TROIS ETES : 3 bonnes raisons d'investir la fracture sociale brésilienne
En salles le 22 juin, "Trois étés" de la Brésilienne Sandra Kogut scanne avec précision les scissions de sa société en faisant d'une gouvernante le témoin de la chute programmée de ses riches patrons. Le Journal des Femmes s'est laissé porter par ce projet modeste et ambitieux. La preuve par trois.
Trois Etés : une construction narrative habile
Après Mutum (2007) et Campo Grande (2015), la cinéaste Sandra Kogut, formée à l'école du documentaire, nous revient cette année avec une intéressante peinture sociétale de son pays : le Brésil. Au centre de son intrigue ? Mada, la gouvernante d'une maison cossue où les propriétaires organisent chaque été une grande fête en prenant soin (ostentation et opulence incluses) d'inviter tout le gratin alentour. En dupliquant trois fois ses unités de temps et de lieu –la période estivale et la demeure tout confort–, le scénario a recours à la répétition et aux ellipses, qui s'avèrent très efficaces, pour nous conter l'inexorable déconfiture des tenanciers, sur trois étés, comme l'indique fort à propos le titre de ce troisième long-métrage de fiction. Ces derniers sont en effet fatalement rattrapés par des scandales financiers et par un monde néo-libéral, enténébré, qui semble manger les pissenlits par la racine.
Trois Etés : un point de vue plus inédit
Pour Sandra Kogut, Trois Etés est né d'un constat : celui de l'état d'un pays dont les aléas et turpitudes politiques sont devenus, pour tous les citoyens, des épisodes d'un feuilleton télévisé. Son intrigue s'offre d'ailleurs comme un laboratoire où le spectateur, tout à fait voyeur, est convié à ne rien manquer des crevasses dans lesquelles sombrent les plus riches et puissants. Et pour ce faire, Kogut a tenu à adopter le point de vue de la gouvernante, incarnée par l'excellente Regina Casé, octroyant justement une voix claire à celles et ceux qui n'ont pas le luxe du droit de cité. Dans son labeur, la question posée est la suivante : que deviennent ceux qui dépendent financièrement des plus nantis quand les activités de ces derniers périclitent et qu'ils se retrouvent derrière les barreaux ? La cinéaste y répond dans une espèce de reconquête du terrain évoquant, par certains aspects, le récent Parasite de Bong Joon-ho.

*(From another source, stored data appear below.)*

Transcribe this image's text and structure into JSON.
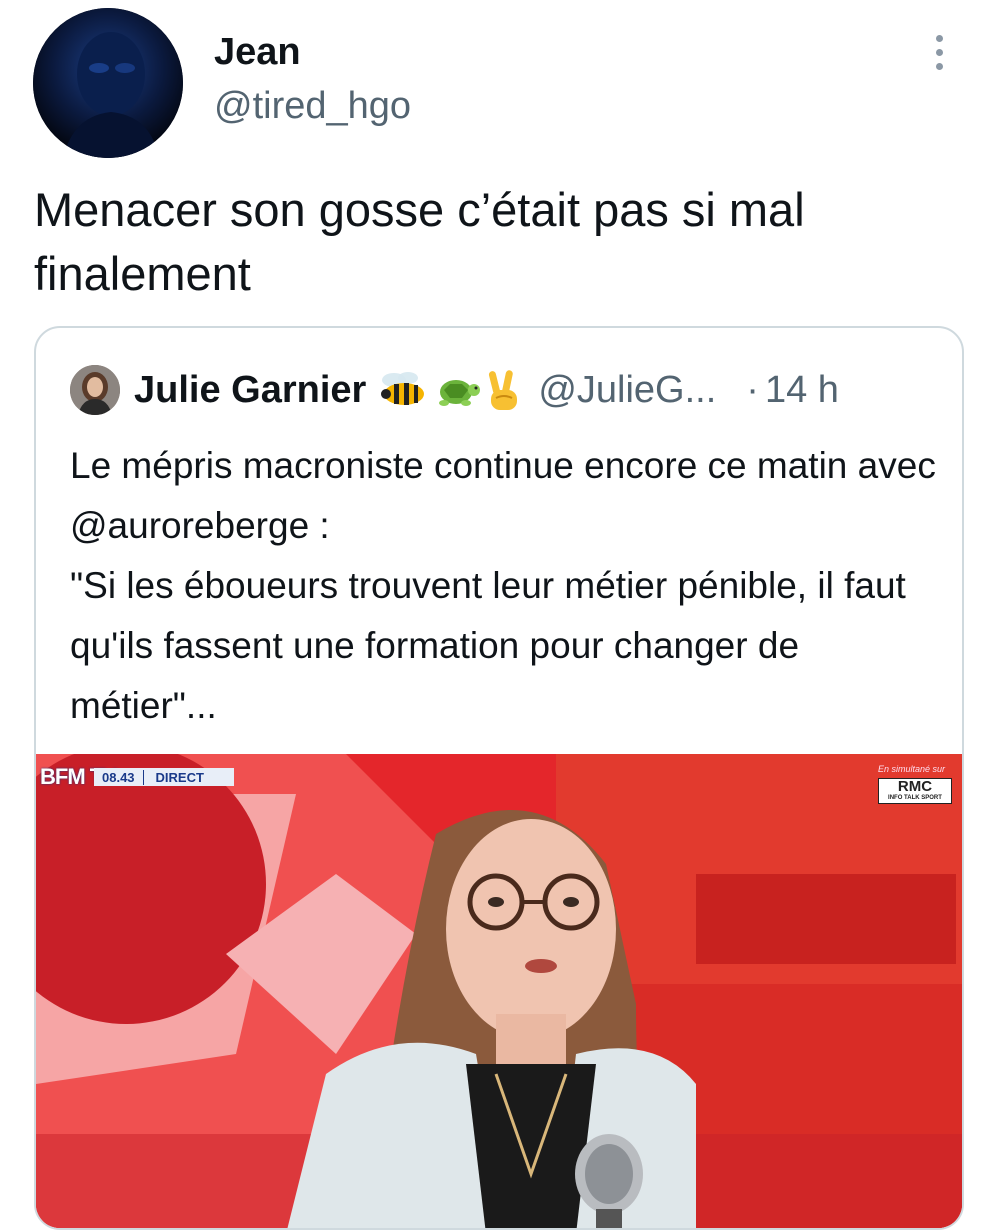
{
  "tweet": {
    "author_name": "Jean",
    "author_handle": "@tired_hgo",
    "text": "Menacer son gosse c’était pas si mal finalement",
    "more_icon": "more-vertical-icon"
  },
  "quote": {
    "author_name": "Julie Garnier",
    "author_emojis": [
      "bee-emoji",
      "turtle-emoji",
      "victory-hand-emoji"
    ],
    "author_handle": "@JulieG...",
    "separator": "·",
    "time": "14 h",
    "text": "Le mépris macroniste continue encore ce matin avec @auroreberge :\n\"Si les éboueurs trouvent leur métier pénible, il faut qu'ils fassent une formation pour changer de métier\"...",
    "media": {
      "channel_logo": "BFM TV.",
      "clock": "08.43",
      "live_label": "DIRECT",
      "simulcast_label": "En simultané sur",
      "radio_logo": "RMC",
      "radio_tagline": "INFO TALK SPORT"
    }
  },
  "colors": {
    "text_primary": "#0f1419",
    "text_secondary": "#536471",
    "border": "#cfd9de",
    "media_red": "#e4262b"
  }
}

Trois Etés : un film représentatif du Brésil
A bien des égards, le travail de Sandra Kogut sur Trois Etés s'inscrit parfaitement dans le sillage d'un cinéma brésilien contemporain toujours plus enclin à interroger les fondements d'une société divisée –entre riches et pauvres, Noirs et blanc, etc… On se souvient notamment de La Cité de Dieu de Fernando Meirelles ou du sublime Central do Brasil de Walter Salles qui, dans un geste de renouveau total, mettaient la main dans le cambouis du pays. Kleber Mendonça Filho, un des fers de lance de cet art, a également perpétué la tradition de l'exploration des misères sociales avec Aquarius ou Bacurau, tous deux sélectionnés à Cannes. Et même quand il emprunte les voies du fantastique, avec le brillant Les Bonnes Manières de Marco Dutra et Juliana Rojas, le septième art made in Brasil, actuellement mis à mal par des coupes économiques, épate par sa volonté de témoigner. Kogut l'a bien compris et entre dans les rangs d'un cinéma engagé.